Hi David. Thank you for bringing this paper to my attention. I think this would make a great addition to cacophony, though my bandwidth is limited at this time.

david415 commented 1 year ago

Hi @centromere indeed there are no expectations here, only interesting information and suggestions. If I had more time I'd learn haskell and add this feature myself ;-)

By the way, this ticket is in fact more "fun" than it seems if we actually want a hybrid KEM to use with noise; let me explain:

Noise uses two different hash objects, one for ciphertext transcripts and the other for public keys. We therefore do not achieve IND-CCA2 merely by feeding Noise protocols any KEM, we must give it a IND-CCA2 KEM.

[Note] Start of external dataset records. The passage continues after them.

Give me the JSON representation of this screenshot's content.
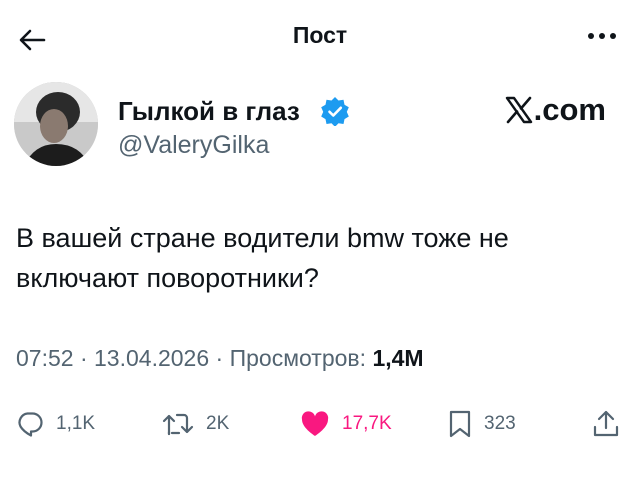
{
  "header": {
    "title": "Пост",
    "back_icon": "arrow-left-icon",
    "more_icon": "more-horizontal-icon"
  },
  "author": {
    "display_name": "Гылкой в глаз",
    "handle": "@ValeryGilka",
    "verified": true,
    "avatar_icon": "avatar"
  },
  "brand": {
    "logo": "x-logo-icon",
    "suffix": ".com"
  },
  "tweet": {
    "text": "В вашей стране водители bmw тоже не включают поворотники?"
  },
  "meta": {
    "time": "07:52",
    "separator1": " · ",
    "date": "13.04.2026",
    "separator2": " · ",
    "views_label": "Просмотров: ",
    "views_count": "1,4M"
  },
  "actions": {
    "reply_count": "1,1K",
    "retweet_count": "2K",
    "like_count": "17,7K",
    "bookmark_count": "323"
  },
  "colors": {
    "text": "#0f1419",
    "secondary": "#536471",
    "verified": "#1d9bf0",
    "like": "#f91880"
  }
}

Any NIKE (non-interactive key exchange) can be adapted into a KEM (key encapsulation mechanism)... but for noise one must do so in a way that the NIKE-KEM adapter has semantic security, by hashing the shared secret with both public keys, like this:

Encapsulate(public key):
    ephemeral = random_scalar()
    ciphertext = scalar_mult(ephemeral, generator)
    s = scalar_mult(ephemeral, public key)
    shared key = H(s || public key || ciphertext)

Decapsulate(secret key, ciphertext):
    s = scalar_mult(secret key, ciphertext)
    shared key = H(s || public key || ciphertext)

And then likewise if we want to compose hybrid KEMs, involving a NIKE to KEM adapter KEM and a KEM such as Kyber1024 then in that case the KEM combiner should be security preserving. The KEM Combiners paper discusses this very same issue: https://eprint.iacr.org/2018/024.pdf

My conclusion is that we must use the Split PRF KEM Combiner which means hashing together the shared secrets and KEM ciphertexts from both KEMs (that we are combining because we are a KEM combiner), like this:

 shared_secret = H(ss1 | ss2 | cct1 | cct2)

And obviously this all can and should be generalized over any NIKE or KEM.